🤖 AI Summary
Current large language models (LLMs) lack systematic evaluation for detecting CONSORT 2010 guideline adherence in published randomized controlled trials (RCTs), particularly in zero-shot settings. Method: We constructed a gold-standard dataset of 150 RCTs annotated across three classes—compliant, non-compliant, and not applicable—and evaluated six LLMs using macro-F1 and Cohen’s kappa, supplemented by item-level analysis and qualitative error tracing. Contribution/Results: Gemini-2.5-Flash and DeepSeek-R1 achieved the highest macro-F1 (0.634), yet exhibited strong bias toward “compliant” classification (F1 > 0.850), with markedly lower performance on “non-compliant” and “not applicable” categories (F1 < 0.400); GPT-4o scored only 0.521. Findings indicate that state-of-the-art LLMs cannot reliably identify reporting omissions or methodological flaws. While potentially useful as preliminary screening aids, they remain inadequate substitutes for human expert review—establishing an empirical benchmark and critical insights for refining LLM applications in clinical trial reporting assessment.
📝 Abstract
The Consolidated Standards of Reporting Trials statement is the global benchmark for transparent and high-quality reporting of randomized controlled trials.

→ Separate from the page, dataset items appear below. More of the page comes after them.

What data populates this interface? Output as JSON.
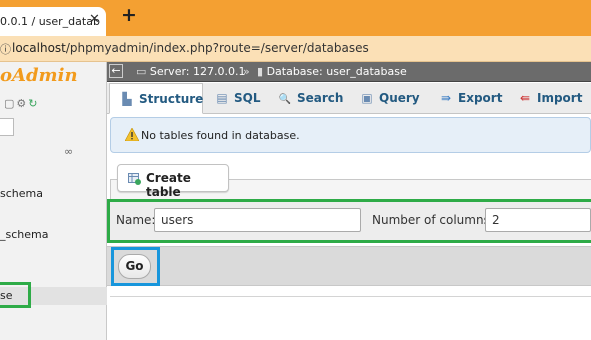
{
  "browser": {
    "tab_title": "0.0.1 / user_datab",
    "tab_close": "✕",
    "new_tab": "+",
    "url_icon": "ⓘ",
    "url_host": "localhost",
    "url_path": "/phpmyadmin/index.php?route=/server/databases"
  },
  "sidebar": {
    "logo": "oAdmin",
    "databases": [
      {
        "label": "schema"
      },
      {
        "label": "_schema"
      },
      {
        "label": "se",
        "selected": true
      }
    ]
  },
  "breadcrumb": {
    "collapse": "←",
    "server": "Server: 127.0.0.1",
    "sep": "»",
    "database": "Database: user_database"
  },
  "tabs": [
    {
      "label": "Structure",
      "icon": "structure-icon",
      "glyph": "▙",
      "active": true
    },
    {
      "label": "SQL",
      "icon": "sql-icon",
      "glyph": "▤",
      "active": false
    },
    {
      "label": "Search",
      "icon": "search-icon",
      "glyph": "🔍",
      "active": false
    },
    {
      "label": "Query",
      "icon": "query-icon",
      "glyph": "▣",
      "active": false
    },
    {
      "label": "Export",
      "icon": "export-icon",
      "glyph": "⇛",
      "active": false
    },
    {
      "label": "Import",
      "icon": "import-icon",
      "glyph": "⇚",
      "active": false
    }
  ],
  "notice": {
    "text": "No tables found in database."
  },
  "create_table": {
    "legend": "Create table",
    "name_label": "Name:",
    "name_value": "users",
    "columns_label": "Number of columns:",
    "columns_value": "2",
    "go_label": "Go"
  },
  "colors": {
    "tabbar": "#f4a032",
    "highlight_green": "#2eab47",
    "highlight_blue": "#1896dc",
    "link": "#235a81"
  }
}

Manual verification of CONSORT adherence is a laborious, time-intensive process that constitutes a significant bottleneck in peer review and evidence synthesis. This study aimed to systematically evaluate the accuracy and reliability of contemporary LLMs in identifying the adherence of published RCTs to the CONSORT 2010 statement under a zero-shot setting. We constructed a golden standard dataset of 150 published RCTs spanning diverse medical specialties. The primary outcome was the macro-averaged F1-score for the three-class classification task, supplemented by item-wise performance metrics and qualitative error analysis. Overall model performance was modest. The top-performing models, Gemini-2.5-Flash and DeepSeek-R1, achieved nearly identical macro F1 scores of 0.634 and Cohen's Kappa coefficients of 0.280 and 0.282, respectively, indicating only fair agreement with expert consensus. A striking performance disparity was observed across classes: while most models could identify compliant items with high accuracy (F1 score > 0.850), they struggled profoundly with identifying non-compliant and not applicable items, where F1 scores rarely exceeded 0.400. Notably, some high-profile models like GPT-4o underperformed, achieving a macro F1-score of only 0.521. LLMs show potential as preliminary screening assistants for CONSORT checks, capably identifying well-reported items. However, their current inability to reliably detect reporting omissions or methodological flaws makes them unsuitable for replacing human expertise in the critical appraisal of trial quality.